Back asserts that the Court should not dismiss this count, because to adequately assert a breach of an implied contract, he needs access to ConocoPhillips' policy manual and that ConocoPhillips refuses to produce that document. At this stage of the litigation, however, Back is not entitled to force ConocoPhillips to produce the manual. "Twombly's pleading standard is designed precisely to 'avoid ginning up the costly machinery associated with our civil discovery regime on the basis of a largely groundless claim.'" Slocum v. Corporate Exp. U.S. Inc., 446 F.App'x 957, 960 (10th Cir. 2011)(unpublished)(citing Pace v. Swerdlow, 519 F.3d 1067, 1076 (10th Cir. 2008)). The Supreme Court held that "[i]t is no answer to say that a claim just shy of a plausible entitlement to relief can, if groundless, be weeded out early in the discovery process through careful case management." Ashcroft v. Iqbal, 556 U.S. at 685. It further declined to "relax the pleading requirements on the ground that the Court of Appeals promises petitioners minimally intrusive discovery," and held that, "[b]ecause respondent's complaint is deficient under Rule 8, he is not entitled to discovery, cabined or otherwise." Ashcroft v. Iqbal, 556 U.S. at 686. The Seventh Circuit, when dealing with this issue, held that "Bissessur's argument that the exact details of the contract will become clear during discovery runs counter to the holding of Twombly, which dictates that the complaint itself must contain sufficient factual detail to describe the parameters of the contract before discovery may commence." Bissessur v. Ind. Univ. Bd. of Trs., 581 F.3d at 603. Back has cited no authority for his assertion that the Court should compel ConocoPhillips to produce any policy manual or which would contradict the Supreme Court's holdings in Bell Atlantic Corp. v. Twombly. Accordingly, because the Court concludes that the Complaint fails to state a claim, the Court will grant the Motion with respect to Count II.

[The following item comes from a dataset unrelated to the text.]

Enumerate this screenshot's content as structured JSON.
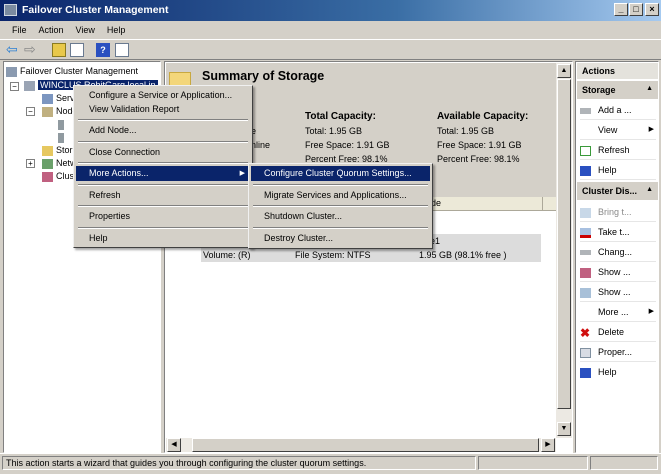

B. BECAUSE BACK'S CLAIM FOR BREACH OF AN IMPLIED COVENANT OF GOOD FAITH AND FAIR DEALING IS DERIVATIVE OF HIS BREACH OF CONTRACT CLAIM, BACK HAS FAILED TO STATE A CLAIM FOR RELIEF IN COUNT III.

ConocoPhillips asserts that, because Back is employed at-will, he cannot recover under a claim of breach of the covenant of good and fair dealing. See Motion at 7. It argues that the Supreme Court of New Mexico has declined to recognize a cause of action in an at-will employment relationship for breach of an implied covenant of good faith and fair dealing. See Motion at 7 (citing Melnick v. State Farm Mut. Auto. Ins. Co., 106 N.M. at 730, 749 P.2d at 1109). Back contends that his claims fall within the two exceptions to the at-will employment rule and that ConocoPhillips breached the implied covenant of good faith and fair dealing when it "failed to follow the established policies and procedures of the implied employment contract." Response at 16.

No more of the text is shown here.